By Gerry Tonkin-Hill, Clare Ling, Chrispin Chaguza, Susannah J Salter, Pattaraporn Hinfonthong, Elissavet Nikolaou, Natalie Tate, Andrzej Pastusiak, Claudia Turner, Claire Chewapreecha, Simon D.W. Frost, Jukka Corander, Nicholas J Croucher, Paul Turner, Stephen D Bentley

Posted 21 Feb 2022
bioRxiv DOI: 10.1101/2022.02.20.480002

Characterising the genetic diversity of pathogens within the host promises to greatly improve surveillance and reconstruction of transmission chains.
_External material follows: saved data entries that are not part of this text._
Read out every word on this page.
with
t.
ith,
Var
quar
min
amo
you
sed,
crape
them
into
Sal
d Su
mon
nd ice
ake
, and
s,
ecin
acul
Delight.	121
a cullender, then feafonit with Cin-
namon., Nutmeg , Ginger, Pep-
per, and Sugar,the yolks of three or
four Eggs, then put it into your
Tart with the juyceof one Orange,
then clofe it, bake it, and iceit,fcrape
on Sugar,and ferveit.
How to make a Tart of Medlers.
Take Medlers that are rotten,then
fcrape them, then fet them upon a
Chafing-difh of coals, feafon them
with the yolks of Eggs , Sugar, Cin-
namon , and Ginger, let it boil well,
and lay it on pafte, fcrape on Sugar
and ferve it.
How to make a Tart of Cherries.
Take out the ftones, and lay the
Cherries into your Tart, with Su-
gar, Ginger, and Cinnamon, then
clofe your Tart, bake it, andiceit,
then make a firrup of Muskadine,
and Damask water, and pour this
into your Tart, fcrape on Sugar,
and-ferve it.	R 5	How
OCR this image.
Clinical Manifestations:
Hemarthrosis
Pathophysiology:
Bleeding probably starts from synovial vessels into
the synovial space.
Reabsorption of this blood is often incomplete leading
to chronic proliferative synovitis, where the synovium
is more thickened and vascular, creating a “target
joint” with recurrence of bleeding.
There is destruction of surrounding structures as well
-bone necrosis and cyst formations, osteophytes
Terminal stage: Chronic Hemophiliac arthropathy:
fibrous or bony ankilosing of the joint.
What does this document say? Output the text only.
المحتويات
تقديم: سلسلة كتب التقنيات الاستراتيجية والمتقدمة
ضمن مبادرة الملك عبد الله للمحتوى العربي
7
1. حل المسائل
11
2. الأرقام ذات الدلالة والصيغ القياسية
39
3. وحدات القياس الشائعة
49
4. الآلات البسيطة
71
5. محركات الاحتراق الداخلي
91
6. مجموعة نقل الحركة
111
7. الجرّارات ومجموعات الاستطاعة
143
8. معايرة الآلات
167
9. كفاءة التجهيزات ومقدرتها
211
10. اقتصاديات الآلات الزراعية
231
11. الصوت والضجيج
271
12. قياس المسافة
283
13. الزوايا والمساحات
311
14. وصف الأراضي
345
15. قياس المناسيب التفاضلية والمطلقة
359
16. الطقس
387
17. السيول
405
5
For bacteria, it also informs our understanding of inter-strain competition, and how this shapes the distribution of resistant and sensitive bacteria. Here we study the genetic diversity of Streptococcus pneumoniae within individual infants and their mothers by deep sequencing whole pneumococcal populations from longitudinal nasopharyngeal samples. We demonstrate deep sequencing has unsurpassed sensitivity for detecting multiple colonisation, doubling the rate at which highly invasive serotype 1 bacteria were detected in carriage compared to gold-standard methods. The greater resolution identified an elevated rate of transmission from mothers to their children in the first year of the child's life. Comprehensive treatment data demonstrated infants were at an elevated risk of both the acquisition, and persistent colonisation, of a multidrug resistant bacterium following antimicrobial treatment. Some alleles were enriched after antimicrobial treatment, suggesting they aided persistence, but generally purifying selection dominated within-host evolution. Rates of co-colonisation imply that in the absence of treatment, susceptible lineages outcompeted resistant lineages within the host. These results demonstrate the many benefits of deep sequencing for the genomic surveillance of bacterial pathogens.